Une heure peut-être s’était écoulée, quoique cela parût beaucoup plus long, quand ils virent Legolas revenir enfin. Au même moment, Boromir et Aragorn reparurent loin derrière lui, à la hauteur du tournant, entamant une pénible remontée.
« Eh bien, s’écria Legolas, accourant, je n’apporte pas la Soleil tout compte fait. Elle parcourt les champs azurés du Sud, et le linceul de neige sur cette butte de Cornerouge ne l’émeut pas le moins du monde. Mais je ramène une lueur d’espoir pour ceux qui sont voués à marcher sur leurs deux jambes. La plus grande congère de toutes se trouve juste derrière le tournant, et là, nos Hommes Forts ont presque été ensevelis. Ils étaient désespérés, jusqu’à ce que je revienne leur dire que la congère avait à peine l’épaisseur d’un mur. Et de l’autre côté, la neige se fait soudain moins abondante, alors que plus bas, elle devient un simple tapis blanc pour rafraîchir les orteils des hobbits. »
« Ah, c’est comme je l’avais dit, grogna Gimli. Ce n’était pas une tempête comme les autres. C’est la malveillance du Caradhras. Il n’aime pas les Elfes et les Nains, et cette congère était destinée à couper notre retraite. »
« Heureusement, votre Caradhras a oublié qu’il se trouve des Hommes parmi vous, dit Boromir, arrivant sur ces entrefaites. De vaillants Hommes, me permettrai-je d’ajouter ; quoique de moins braves, armés de pelles, vous eussent peut-être mieux servis.
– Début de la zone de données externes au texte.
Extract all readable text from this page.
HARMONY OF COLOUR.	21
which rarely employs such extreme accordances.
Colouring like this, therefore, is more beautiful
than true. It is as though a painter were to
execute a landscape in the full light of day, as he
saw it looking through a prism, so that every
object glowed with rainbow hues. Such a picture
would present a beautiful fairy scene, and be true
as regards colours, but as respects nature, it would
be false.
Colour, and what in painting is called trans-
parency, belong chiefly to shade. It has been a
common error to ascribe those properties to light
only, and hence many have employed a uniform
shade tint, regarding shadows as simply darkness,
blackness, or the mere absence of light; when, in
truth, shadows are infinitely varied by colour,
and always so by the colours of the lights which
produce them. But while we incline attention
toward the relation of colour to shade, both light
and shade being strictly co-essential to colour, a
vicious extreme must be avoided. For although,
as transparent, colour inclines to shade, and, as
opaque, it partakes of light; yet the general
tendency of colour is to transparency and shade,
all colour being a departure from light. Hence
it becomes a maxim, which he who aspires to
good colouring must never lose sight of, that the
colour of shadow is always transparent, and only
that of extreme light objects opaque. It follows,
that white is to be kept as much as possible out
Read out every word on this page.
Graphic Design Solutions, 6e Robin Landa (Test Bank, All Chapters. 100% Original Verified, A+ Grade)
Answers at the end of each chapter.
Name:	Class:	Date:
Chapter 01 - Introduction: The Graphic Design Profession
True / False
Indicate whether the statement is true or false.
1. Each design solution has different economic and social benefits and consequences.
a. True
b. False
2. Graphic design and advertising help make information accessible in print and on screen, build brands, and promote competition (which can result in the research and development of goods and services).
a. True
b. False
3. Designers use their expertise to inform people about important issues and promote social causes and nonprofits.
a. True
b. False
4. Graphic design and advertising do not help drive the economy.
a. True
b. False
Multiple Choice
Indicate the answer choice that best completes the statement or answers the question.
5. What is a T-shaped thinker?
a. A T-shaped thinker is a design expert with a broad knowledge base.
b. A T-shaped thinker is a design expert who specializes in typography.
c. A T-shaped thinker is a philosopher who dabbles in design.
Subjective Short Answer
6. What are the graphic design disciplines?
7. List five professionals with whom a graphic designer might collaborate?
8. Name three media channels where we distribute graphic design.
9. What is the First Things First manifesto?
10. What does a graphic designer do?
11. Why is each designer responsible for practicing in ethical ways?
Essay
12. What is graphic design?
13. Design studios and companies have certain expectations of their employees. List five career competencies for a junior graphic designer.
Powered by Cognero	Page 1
Nous n’en avons pas moins ouvert une brèche dans la congère ; et tous ceux ici qui n’ont le pied aussi léger que les Elfes en seront reconnaissants. »
« Mais comment sommes-nous censés descendre par là, même si vous vous êtes frayé un chemin ? » dit Pippin, exprimant le souci de tous les hobbits.
« Courage ! dit Boromir. Je suis las, mais il me reste encore des forces, de même qu’à Aragorn. Nous transporterons les petites gens. Les autres pourront sans doute marcher dans nos traces. Venez, monsieur Peregrin ! Je vais commencer par vous. »
Il souleva le hobbit. « Cramponnez-vous à moi ! J’aurai besoin de mes bras », dit-il, et il partit à grandes enjambées. Aragorn les suivit avec Merry. Pippin s’émerveillait de sa force, voyant le passage qu’il avait déjà pratiqué sans autre outil que ses puissants membres. Même à présent, chargé comme il l’était, il élargissait encore la piste à l’intention de ceux qui devaient suivre, écartant la neige tout en avançant.
Ils parvinrent enfin à la grande congère. Elle se dressait soudain en travers du sentier de montagne, comme un mur escarpé, et son arête pointue, comme taillée au couteau, atteignait plus de deux fois la hauteur de Boromir ; mais un passage avait été forcé au milieu, s’élevant et s’abaissant comme un pont. Merry et Pippin furent déposés de l’autre côté, où ils attendirent le reste de la Compagnie avec Legolas.